Epistemolojik açıdan, bu deyim, bilgiye olan yaklaşımımızı sorgulamamıza yol açar. Bir bilginin doğru ya da yanlış olması, toplumsal kabul ile şekillenir. Ancak bu kabul, zamanla değişir ve dönüşür. Bu da bize şunu sorar: Bilgiyi neye göre doğru kabul ederiz ve bu doğru, gerçekten doğru mu?
Ontolojik Perspektiften: Doğru ve Yanlış Arasındaki İnce Çizgi
Ontoloji, varlık ve gerçeklik üzerine düşünür. İnsanlar neyi gerçek kabul eder? Varlığın özünü nasıl anlarız? “Galat-ı meşhur fasih-i mehcurdan evladır” ifadesi, yalnızca bir bilgi meselesi değil, aynı zamanda gerçekliğin kendisiyle de ilgilidir. Gerçek, zaman içinde değişen ve sosyal yapılar tarafından şekillendirilen bir olgudur. Bir şeyin “doğru” ya da “yanlış” olarak kabul edilmesi, aslında toplumsal bir yapı tarafından belirlenir.
Ontolojik bir bakış açısıyla, “yanlış” kabul edilen şeyin “doğru”ya dönüşmesi; bir varlık ya da bir düşünce biçiminin, zamanla yeniden biçimlenmesi, ontolojik bir süreçtir. Bu deyimi daha derinlemesine düşündüğümüzde, toplumlar zamanla doğruyu terk edebilir ve “fasih” (özgün, doğru) kabul edilenler, “mehcur” (terkedilmiş) hale gelebilir. Bu, varlıkların dönüşümü, düşüncelerin evrimi ve toplumların ontolojik yapısının değişmesiyle ilgili bir kavramdır.
Deyimde bahsedilen “mehcur”, terk edilen ama hala “fasih” (doğru) olan bir olguyu temsil eder. Zamanla unutulmuş ve terk edilmiş olan doğru, bir şekilde yeniden gündeme gelebilir. Bu da ontolojik olarak bize gerçekliğin ne kadar değişken, kırılgan ve zaman içinde yeniden şekillenen bir kavram olduğunu gösterir. Bir şeyin “doğru” olarak kabul edilmesi, aslında onun her zaman doğru olduğu anlamına gelmez; o sadece bir dönemin doğrusu olabilir. Peki, zamanla değişen bu doğruları neye göre değerlendiriyoruz?

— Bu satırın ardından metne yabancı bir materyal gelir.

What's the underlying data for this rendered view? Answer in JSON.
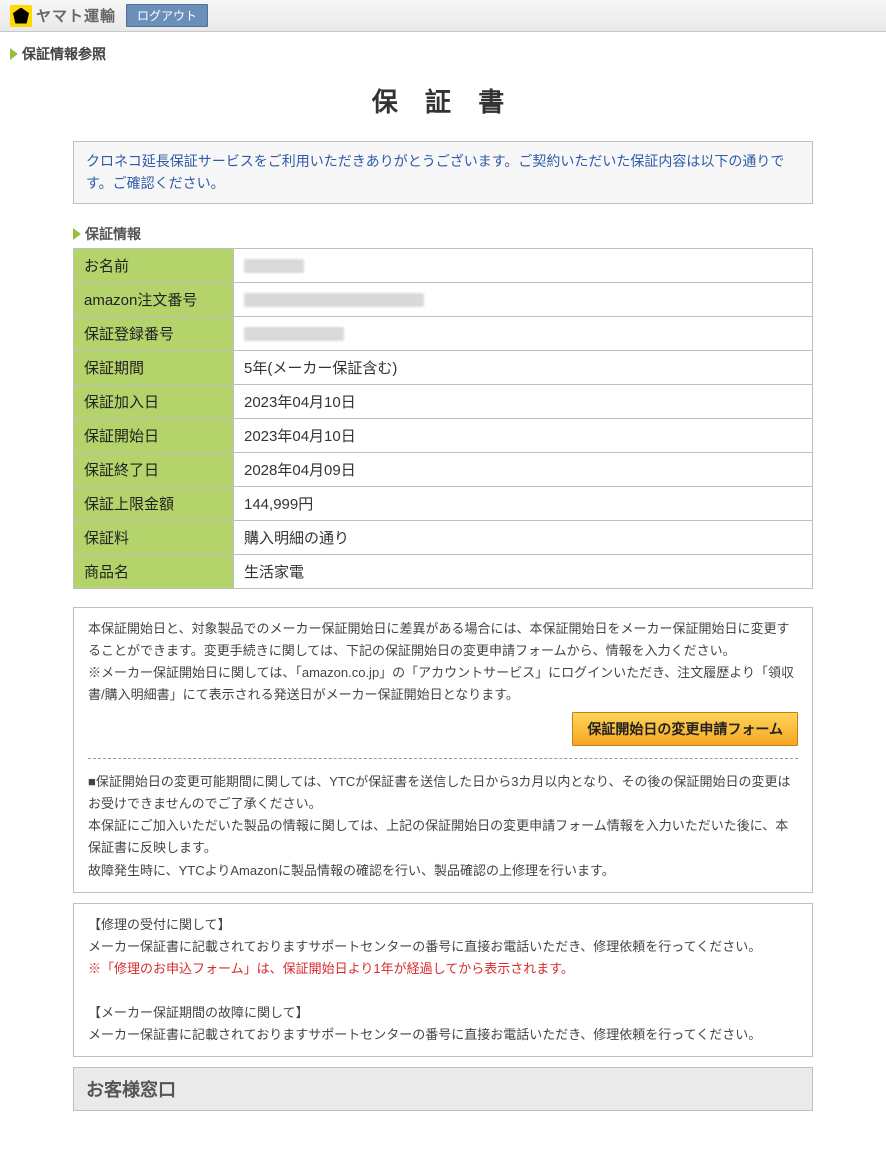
{
  "topbar": {
    "brand": "ヤマト運輸",
    "logout_label": "ログアウト"
  },
  "crumb": {
    "title": "保証情報参照"
  },
  "doc": {
    "title": "保 証 書",
    "intro": "クロネコ延長保証サービスをご利用いただきありがとうございます。ご契約いただいた保証内容は以下の通りです。ご確認ください。"
  },
  "section": {
    "info_head": "保証情報",
    "support_head": "お客様窓口"
  },
  "rows": {
    "name_label": "お名前",
    "order_label": "amazon注文番号",
    "reg_label": "保証登録番号",
    "period_label": "保証期間",
    "period_value": "5年(メーカー保証含む)",
    "join_label": "保証加入日",
    "join_value": "2023年04月10日",
    "start_label": "保証開始日",
    "start_value": "2023年04月10日",
    "end_label": "保証終了日",
    "end_value": "2028年04月09日",
    "limit_label": "保証上限金額",
    "limit_value": "144,999円",
    "fee_label": "保証料",
    "fee_value": "購入明細の通り",
    "product_label": "商品名",
    "product_value": "生活家電"
  },
  "box1": {
    "p1": "本保証開始日と、対象製品でのメーカー保証開始日に差異がある場合には、本保証開始日をメーカー保証開始日に変更することができます。変更手続きに関しては、下記の保証開始日の変更申請フォームから、情報を入力ください。",
    "p2": "※メーカー保証開始日に関しては、「amazon.co.jp」の「アカウントサービス」にログインいただき、注文履歴より「領収書/購入明細書」にて表示される発送日がメーカー保証開始日となります。",
    "button": "保証開始日の変更申請フォーム",
    "p3": "■保証開始日の変更可能期間に関しては、YTCが保証書を送信した日から3カ月以内となり、その後の保証開始日の変更はお受けできませんのでご了承ください。",
    "p4": "本保証にご加入いただいた製品の情報に関しては、上記の保証開始日の変更申請フォーム情報を入力いただいた後に、本保証書に反映します。",
    "p5": "故障発生時に、YTCよりAmazonに製品情報の確認を行い、製品確認の上修理を行います。"
  },
  "box2": {
    "h1": "【修理の受付に関して】",
    "p1": "メーカー保証書に記載されておりますサポートセンターの番号に直接お電話いただき、修理依頼を行ってください。",
    "p2": "※「修理のお申込フォーム」は、保証開始日より1年が経過してから表示されます。",
    "h2": "【メーカー保証期間の故障に関して】",
    "p3": "メーカー保証書に記載されておりますサポートセンターの番号に直接お電話いただき、修理依頼を行ってください。"
  }
}
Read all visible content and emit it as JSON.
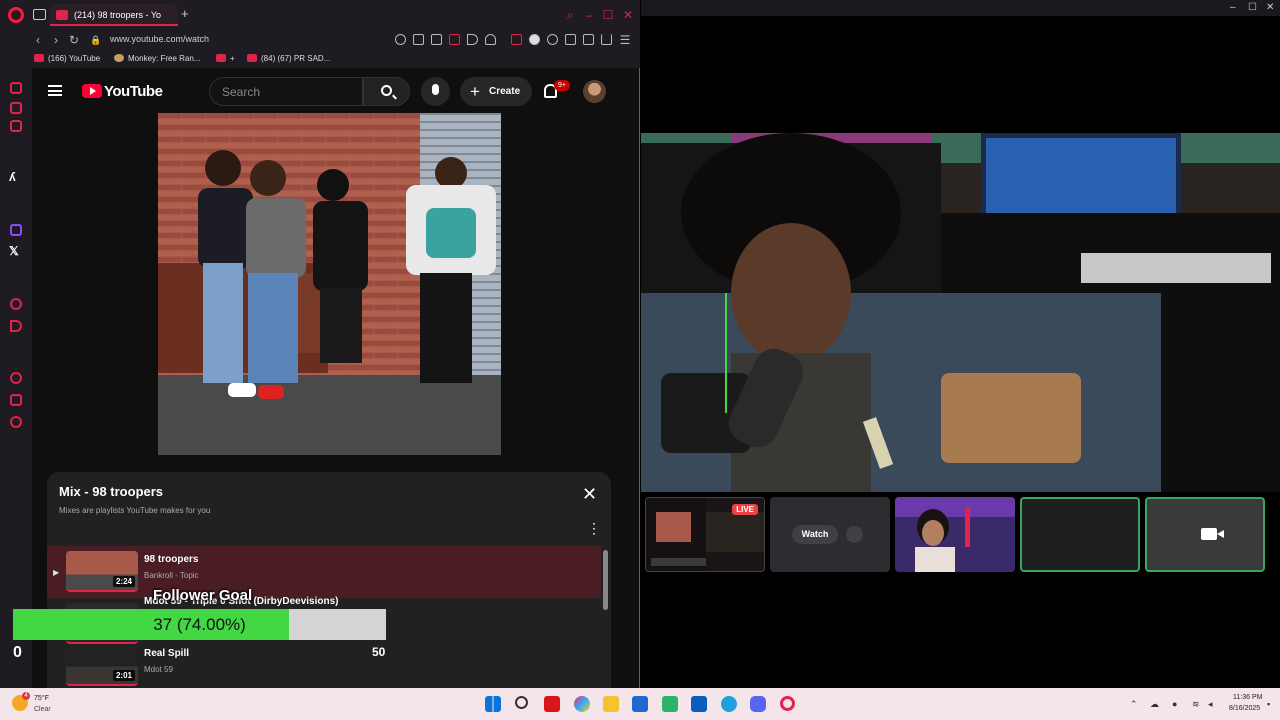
{
  "browser": {
    "active_tab": "(214) 98 troopers - Yo",
    "url": "www.youtube.com/watch",
    "bookmarks": [
      "(166) YouTube",
      "Monkey: Free Ran...",
      "+",
      "(84) (67) PR SAD..."
    ]
  },
  "youtube": {
    "logo": "YouTube",
    "search_placeholder": "Search",
    "create_label": "Create",
    "notification_count": "9+"
  },
  "mix": {
    "title": "Mix - 98 troopers",
    "subtitle": "Mixes are playlists YouTube makes for you",
    "items": [
      {
        "title": "98 troopers",
        "artist": "Bankroll - Topic",
        "duration": "2:24"
      },
      {
        "title": "Mdot 59 - Triple 0 Shot (DirbyDeevisions)",
        "artist": "",
        "duration": ""
      },
      {
        "title": "Real Spill",
        "artist": "Mdot 59",
        "duration": "2:01"
      }
    ]
  },
  "follower_goal": {
    "title": "Follower Goal",
    "progress_text": "37 (74.00%)",
    "progress_fraction": 0.74,
    "min": "0",
    "max": "50"
  },
  "discord": {
    "live_label": "LIVE",
    "watch_label": "Watch"
  },
  "taskbar": {
    "temperature": "75°F",
    "condition": "Clear",
    "weather_badge": "4",
    "time": "11:36 PM",
    "date": "8/16/2025"
  },
  "colors": {
    "opera_accent": "#e0244a",
    "youtube_red": "#ff0033",
    "goal_green": "#43d843",
    "discord_green": "#3ba55d"
  }
}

Etik Perspektiften: Doğruyu Bulmak ve Yanlışı Savunmak
Etik, doğru ile yanlış arasındaki ayrımı yapmamıza yardımcı olan bir felsefi disiplindir. Galat-ı meşhur fasih-i mehcurdan evladır deyimi, aslında toplumsal etik anlayışına da dokunan bir konuyu açığa çıkarır. İnsanlar, zamanla doğru bildikleri yanlışları savunarak etik bir çelişki oluşturabilirler. Bu çelişki, yanlış bir düşüncenin doğru kabul edilmesinden kaynaklanır. Bu durumu, günümüzde sıkça rastlanan toplumsal ve kültürel kalıp yargılar üzerinden inceleyebiliriz. Örneğin, toplumun büyük bir kısmı, cinsiyetler arası eşitsizliği doğal bir durum olarak kabul edebilir; ancak bu düşünce, aslında galattır ve etik açıdan da yanlıştır.

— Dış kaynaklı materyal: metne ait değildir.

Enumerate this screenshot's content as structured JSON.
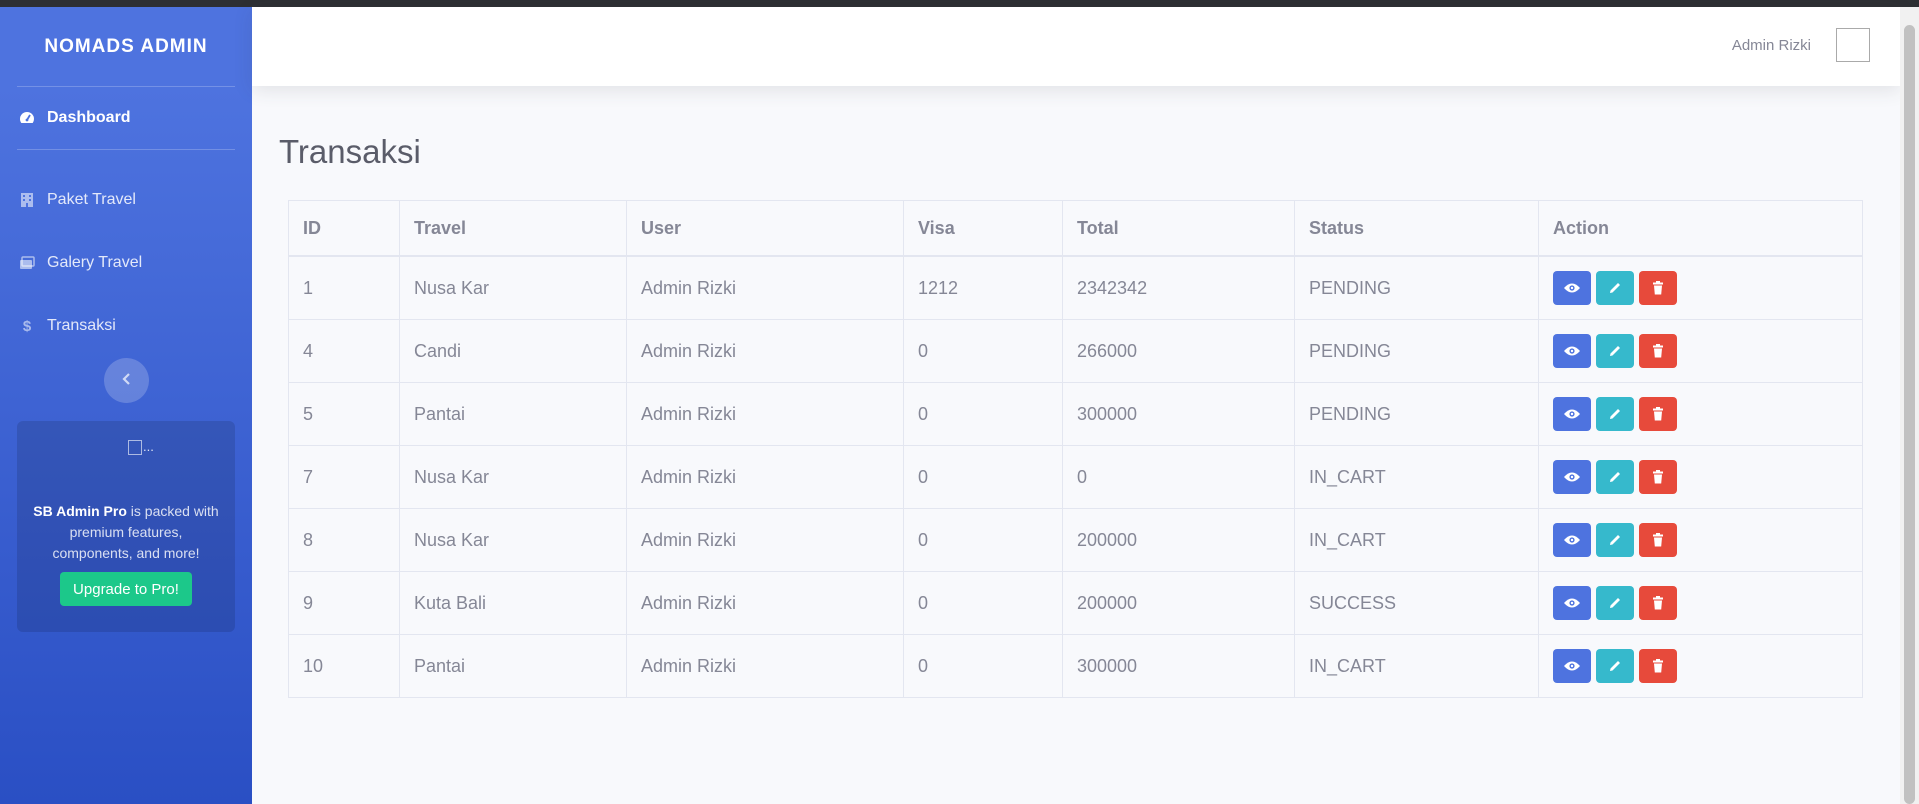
{
  "sidebar": {
    "brand": "NOMADS ADMIN",
    "items": [
      {
        "label": "Dashboard",
        "icon": "tachometer-icon"
      },
      {
        "label": "Paket Travel",
        "icon": "building-icon"
      },
      {
        "label": "Galery Travel",
        "icon": "images-icon"
      },
      {
        "label": "Transaksi",
        "icon": "dollar-icon"
      }
    ],
    "promo": {
      "image_alt": "...",
      "strong": "SB Admin Pro",
      "text": " is packed with premium features, components, and more!",
      "button": "Upgrade to Pro!"
    }
  },
  "topbar": {
    "user_name": "Admin Rizki"
  },
  "page": {
    "title": "Transaksi"
  },
  "table": {
    "headers": [
      "ID",
      "Travel",
      "User",
      "Visa",
      "Total",
      "Status",
      "Action"
    ],
    "rows": [
      [
        "1",
        "Nusa Kar",
        "Admin Rizki",
        "1212",
        "2342342",
        "PENDING"
      ],
      [
        "4",
        "Candi",
        "Admin Rizki",
        "0",
        "266000",
        "PENDING"
      ],
      [
        "5",
        "Pantai",
        "Admin Rizki",
        "0",
        "300000",
        "PENDING"
      ],
      [
        "7",
        "Nusa Kar",
        "Admin Rizki",
        "0",
        "0",
        "IN_CART"
      ],
      [
        "8",
        "Nusa Kar",
        "Admin Rizki",
        "0",
        "200000",
        "IN_CART"
      ],
      [
        "9",
        "Kuta Bali",
        "Admin Rizki",
        "0",
        "200000",
        "SUCCESS"
      ],
      [
        "10",
        "Pantai",
        "Admin Rizki",
        "0",
        "300000",
        "IN_CART"
      ]
    ]
  },
  "colors": {
    "primary": "#4e73df",
    "info": "#36b9cc",
    "danger": "#e74a3b",
    "success": "#1cc88a"
  }
}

Etik bir bakış açısıyla, doğruların zamanla nasıl yanlış kabul edilebileceğini ve yanlışların nasıl doğruya dönüştüğünü sorgulamak gerekir. Toplumların yanlış kabul ettikleri doğruyu, daha az zararlı ya da toplumsal olarak kabul edilebilir hale getirme çabası, etik olarak doğru mudur? Bir yanlışı, doğru bildiği için savunmak, etik açıdan kabul edilebilir mi?
Sonuç: Doğru, Yanlış ve Zamanın Derinliklerinde
Galat-ı meşhur fasih-i mehcurdan evladır deyimi, dilin, bilginin ve toplumların zamanla nasıl evrildiğine dair derin bir felsefi sorgulamadır. Epistemolojik, ontolojik ve etik perspektiflerden ele alındığında, insanın doğruyu, yanlışı ve zamanı nasıl algıladığı sorusu ortaya çıkar. Gerçekten doğru olan nedir? Zamanla yanlış kabul edilen düşünceler doğru olabilir mi? Bir toplumun doğru bildiği yanlışlar, gerçekte ne kadar yanlıştır?
Bu soruları düşünerek, kendi hayatınızda galatları sorgulamaya ve doğru bildiğiniz yanlışları keşfetmeye ne dersiniz?